20 [июня]. Сегодня рота придет в Гурьев, а по случаю полноводия в Урале она пройдет прямо на Стрелецкую Косу и сегодня же сядет на пароход. Завтра рано пароход подымет якорь и послезавтра высадит роту в Новопетровской гавани. Держись, наша официя! Гроза, гроза ужасная близится. Баталионный командир, подобно тучегонителю Крониону, грядет на тебя во облаце мрачне, в том числе и на нас бессловесных. В ожидании сего грозного судьи и карателя пропившиеся до снаги {До последней возможности.} блажат и умоляют эскулапа выдумать и форменно засвидетельствовать их небывалые немощи душевные и телесные, и паче душевные, и тем спасти их от праведного суда громоносного Крониона. Но мрачный эскулап неумолим. И только нашего брата-солдата, также пропившегося до снаги и не имеющего в чем явиться пред лицо отца-командира, Никольский кладет на койки и прописывает слабительное. Непопулярный эскулап наш намерен сделаться популярным коновалом. Сегодня не без видимого удовольствия сказал смотритель полугоспиталя, что на его попечение, т. е. продовольствие, прибыло семнадцать жильцов. Следовательно, рубль семь гривен в продолжение суток в кармане, не считая отопления и освещения. Не здесь ли скрывается причина великодушия нашего эскулапа? Шепнуть разве Нагаеву и другим, чающим и не могущим вымолить защиты у жестокосердого эскулапа.
К добру ли это я так сегодня расфантазировался? В прежние годы, в эти истинно критические дни, со мною этого не было. Не было однакоже и того, не в похвалу будь сказано, чтобы я прятался под кровом стонов и воздыханий. В этом случае я никогда не искал медицинского пособия. С трепетным замиранием сердца я всегда фабрил усы, облачался в бронь и являлся пред хмельно-багровое лицо отца-командира сдать экзамен в пунктах, ружейных приемах и, в заключение, выслушать глупейшее и длиннейшее наставление о том, как должен вести себя бравый солдат и за что он обязан любить бога, царя и своих ближайших начальников, начиная с дядьки и капрального ефрейтора.

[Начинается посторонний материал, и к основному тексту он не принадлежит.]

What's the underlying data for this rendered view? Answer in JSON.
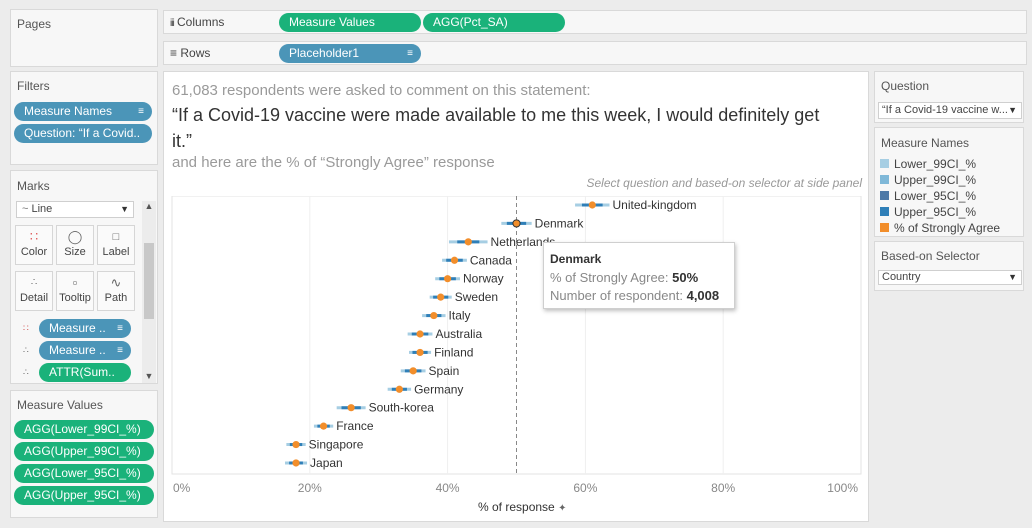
{
  "pages": {
    "title": "Pages"
  },
  "columns": {
    "label": "Columns",
    "pills": [
      "Measure Values",
      "AGG(Pct_SA)"
    ]
  },
  "rows": {
    "label": "Rows",
    "pills": [
      "Placeholder1"
    ]
  },
  "filters": {
    "title": "Filters",
    "pills": [
      "Measure Names",
      "Question: “If a Covid.."
    ]
  },
  "marks": {
    "title": "Marks",
    "type": "Line",
    "buttons": [
      "Color",
      "Size",
      "Label",
      "Detail",
      "Tooltip",
      "Path"
    ],
    "pills": [
      "Measure ..",
      "Measure ..",
      "ATTR(Sum.."
    ]
  },
  "measure_values": {
    "title": "Measure Values",
    "pills": [
      "AGG(Lower_99CI_%)",
      "AGG(Upper_99CI_%)",
      "AGG(Lower_95CI_%)",
      "AGG(Upper_95CI_%)"
    ]
  },
  "question_filter": {
    "title": "Question",
    "value": "“If a Covid-19 vaccine w..."
  },
  "measure_names_legend": {
    "title": "Measure Names",
    "items": [
      {
        "label": "Lower_99CI_%",
        "color": "#a6cee3"
      },
      {
        "label": "Upper_99CI_%",
        "color": "#7fb8d8"
      },
      {
        "label": "Lower_95CI_%",
        "color": "#4e79a7"
      },
      {
        "label": "Upper_95CI_%",
        "color": "#2f7fb8"
      },
      {
        "label": "% of Strongly Agree",
        "color": "#f28e2b"
      }
    ]
  },
  "based_on_selector": {
    "title": "Based-on Selector",
    "value": "Country"
  },
  "viz": {
    "header_line1": "61,083 respondents were asked to comment on this statement:",
    "header_line2a": "“If a Covid-19 vaccine were made available to me this week, I would definitely get",
    "header_line2b": "it.”",
    "header_line3": "and here are the % of “Strongly Agree” response",
    "hint": "Select question and based-on selector at side panel",
    "xaxis_title": "% of response"
  },
  "tooltip": {
    "title": "Denmark",
    "row1_label": "% of Strongly Agree:",
    "row1_value": "50%",
    "row2_label": "Number of respondent:",
    "row2_value": "4,008"
  },
  "chart_data": {
    "type": "scatter",
    "xlabel": "% of response",
    "xlim": [
      0,
      100
    ],
    "xticks": [
      "0%",
      "20%",
      "40%",
      "60%",
      "80%",
      "100%"
    ],
    "reference_line": 50,
    "categories": [
      "United-kingdom",
      "Denmark",
      "Netherlands",
      "Canada",
      "Norway",
      "Sweden",
      "Italy",
      "Australia",
      "Finland",
      "Spain",
      "Germany",
      "South-korea",
      "France",
      "Singapore",
      "Japan"
    ],
    "series": [
      {
        "name": "% of Strongly Agree",
        "values": [
          61,
          50,
          43,
          41,
          40,
          39,
          38,
          36,
          36,
          35,
          33,
          26,
          22,
          18,
          18
        ]
      },
      {
        "name": "Lower_99CI_%",
        "values": [
          58.5,
          47.8,
          40.2,
          39.2,
          38.2,
          37.4,
          36.3,
          34.2,
          34.4,
          33.2,
          31.3,
          23.9,
          20.6,
          16.6,
          16.4
        ]
      },
      {
        "name": "Upper_99CI_%",
        "values": [
          63.5,
          52.2,
          45.8,
          42.8,
          41.8,
          40.6,
          39.7,
          37.8,
          37.6,
          36.8,
          34.7,
          28.1,
          23.4,
          19.4,
          19.6
        ]
      },
      {
        "name": "Lower_95CI_%",
        "values": [
          59.5,
          48.6,
          41.4,
          39.8,
          38.8,
          37.9,
          36.9,
          34.8,
          34.9,
          33.8,
          31.9,
          24.6,
          21.1,
          17.1,
          17.0
        ]
      },
      {
        "name": "Upper_95CI_%",
        "values": [
          62.5,
          51.4,
          44.6,
          42.2,
          41.2,
          40.1,
          39.1,
          37.2,
          37.1,
          36.2,
          34.1,
          27.4,
          22.9,
          18.9,
          19.0
        ]
      }
    ]
  }
}
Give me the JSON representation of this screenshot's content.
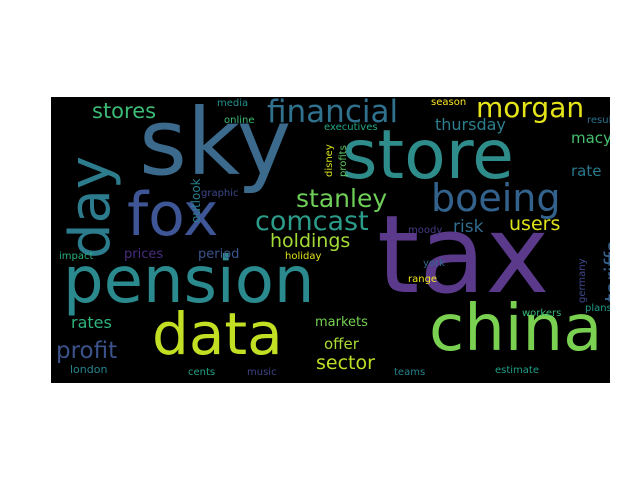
{
  "wordcloud": {
    "background": "#000000",
    "words": [
      {
        "text": "tax",
        "color": "#5b3a8c",
        "vertical": false
      },
      {
        "text": "sky",
        "color": "#3b6a8c",
        "vertical": false
      },
      {
        "text": "store",
        "color": "#2e8c8a",
        "vertical": false
      },
      {
        "text": "pension",
        "color": "#2a8a8e",
        "vertical": false
      },
      {
        "text": "china",
        "color": "#7ad151",
        "vertical": false
      },
      {
        "text": "data",
        "color": "#c2df23",
        "vertical": false
      },
      {
        "text": "fox",
        "color": "#3e5596",
        "vertical": false
      },
      {
        "text": "day",
        "color": "#2c7c8e",
        "vertical": true
      },
      {
        "text": "boeing",
        "color": "#33628d",
        "vertical": false
      },
      {
        "text": "financial",
        "color": "#30718e",
        "vertical": false
      },
      {
        "text": "morgan",
        "color": "#e5e419",
        "vertical": false
      },
      {
        "text": "comcast",
        "color": "#2b9b8a",
        "vertical": false
      },
      {
        "text": "stanley",
        "color": "#6ece58",
        "vertical": false
      },
      {
        "text": "profit",
        "color": "#3b528b",
        "vertical": false
      },
      {
        "text": "stores",
        "color": "#3bbb75",
        "vertical": false
      },
      {
        "text": "holdings",
        "color": "#a2da37",
        "vertical": false
      },
      {
        "text": "tariffs",
        "color": "#34618d",
        "vertical": true
      },
      {
        "text": "users",
        "color": "#dde318",
        "vertical": false
      },
      {
        "text": "sector",
        "color": "#bddf26",
        "vertical": false
      },
      {
        "text": "thursday",
        "color": "#2c7e8e",
        "vertical": false
      },
      {
        "text": "rates",
        "color": "#2fb47c",
        "vertical": false
      },
      {
        "text": "risk",
        "color": "#2f6c8e",
        "vertical": false
      },
      {
        "text": "macy",
        "color": "#46c06f",
        "vertical": false
      },
      {
        "text": "rate",
        "color": "#2a788e",
        "vertical": false
      },
      {
        "text": "offer",
        "color": "#a8db34",
        "vertical": false
      },
      {
        "text": "markets",
        "color": "#75d054",
        "vertical": false
      },
      {
        "text": "period",
        "color": "#3a548c",
        "vertical": false
      },
      {
        "text": "prices",
        "color": "#472d7b",
        "vertical": false
      },
      {
        "text": "outlook",
        "color": "#277f8e",
        "vertical": true
      },
      {
        "text": "london",
        "color": "#25858e",
        "vertical": false
      },
      {
        "text": "media",
        "color": "#21918c",
        "vertical": false
      },
      {
        "text": "online",
        "color": "#3dbc74",
        "vertical": false
      },
      {
        "text": "executives",
        "color": "#22a884",
        "vertical": false
      },
      {
        "text": "season",
        "color": "#fde725",
        "vertical": false
      },
      {
        "text": "results",
        "color": "#2c738e",
        "vertical": false
      },
      {
        "text": "disney",
        "color": "#dae319",
        "vertical": true
      },
      {
        "text": "profits",
        "color": "#5ec962",
        "vertical": true
      },
      {
        "text": "graphic",
        "color": "#3e4989",
        "vertical": false
      },
      {
        "text": "moody",
        "color": "#443a83",
        "vertical": false
      },
      {
        "text": "impact",
        "color": "#2db27d",
        "vertical": false
      },
      {
        "text": "holiday",
        "color": "#e2e418",
        "vertical": false
      },
      {
        "text": "york",
        "color": "#31688e",
        "vertical": false
      },
      {
        "text": "range",
        "color": "#f1e51d",
        "vertical": false
      },
      {
        "text": "germany",
        "color": "#3f4889",
        "vertical": true
      },
      {
        "text": "workers",
        "color": "#38b977",
        "vertical": false
      },
      {
        "text": "plans",
        "color": "#1f9e89",
        "vertical": false
      },
      {
        "text": "cents",
        "color": "#20a386",
        "vertical": false
      },
      {
        "text": "music",
        "color": "#414487",
        "vertical": false
      },
      {
        "text": "teams",
        "color": "#26828e",
        "vertical": false
      },
      {
        "text": "estimate",
        "color": "#1fa088",
        "vertical": false
      }
    ]
  }
}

Смешно. Потому смешно, что я освоился с этим отвратительным спектаклем. Но каково было прежде, когда я не умел и должен был похоронить в самом себе всякое человеческое чувство, сделаться бездушным автоматом и слушать молча, не краснея и не бледнея, слушать нравственное назидание от грабителя и кровопийцы. Нет, тогда это не было смешно. Гнусно! Отвратительно! Дождусь ли я тех блаженных дней, когда из памяти моей испарится это нравственное безобразие? Не думаю. Потому что медленно и глубоко врезывалось в нее это безобразие.
Странно еще вот что. Все это неисповедимое горе, все роды унижения и поругания прошли, как-будто не касаясь меня. Малейшего следа не оставили по себе. Опыт, говорят, есть лучший наш учитель. Но горький опыт прошел мимо меня невидимкою. Мне кажется, что я точно тот же, что был и десять лет тому назад. Ни одна черта в моем внутреннем образе не изменилась. Хорошо ли это? Хорошо. По крайней мере, мне так кажется. И я от глубины души благодарю моего всемогущего создателя, что он не допустил ужасному опыту коснуться своими железными когтьми моих убеждений, моих младенчески-светлых верований. Некоторые вещи просветлели, округлились, приняли более естественный размер и образ. Но это следствие невозмутимо летящего старика Сатурна, а никак не следствие горького опыта.
Получивши от Кухаренка письмо с приложением 25 рублей, значите приложением весьма вещественным, я отблагодарил его письмом же, со вложением собственного поличия, вторым письмом со вложением еще менее вещественным -- со вложением небывалого рассказа мнимого варнака, {Каторжного.} под названием Москалева Криниця. Я написал его вскоре после получения письма от батька атамана кошевого. Стихи оказались почти одной доброты с прежними моими стихами. Немного упруже и отрывистее. Но это ничего, даст бог, вырвусь на свободу, и они у меня потекут плавнее, свободнее и проще и веселее. Дождусь ли я этой хромой волшебницы-свободы?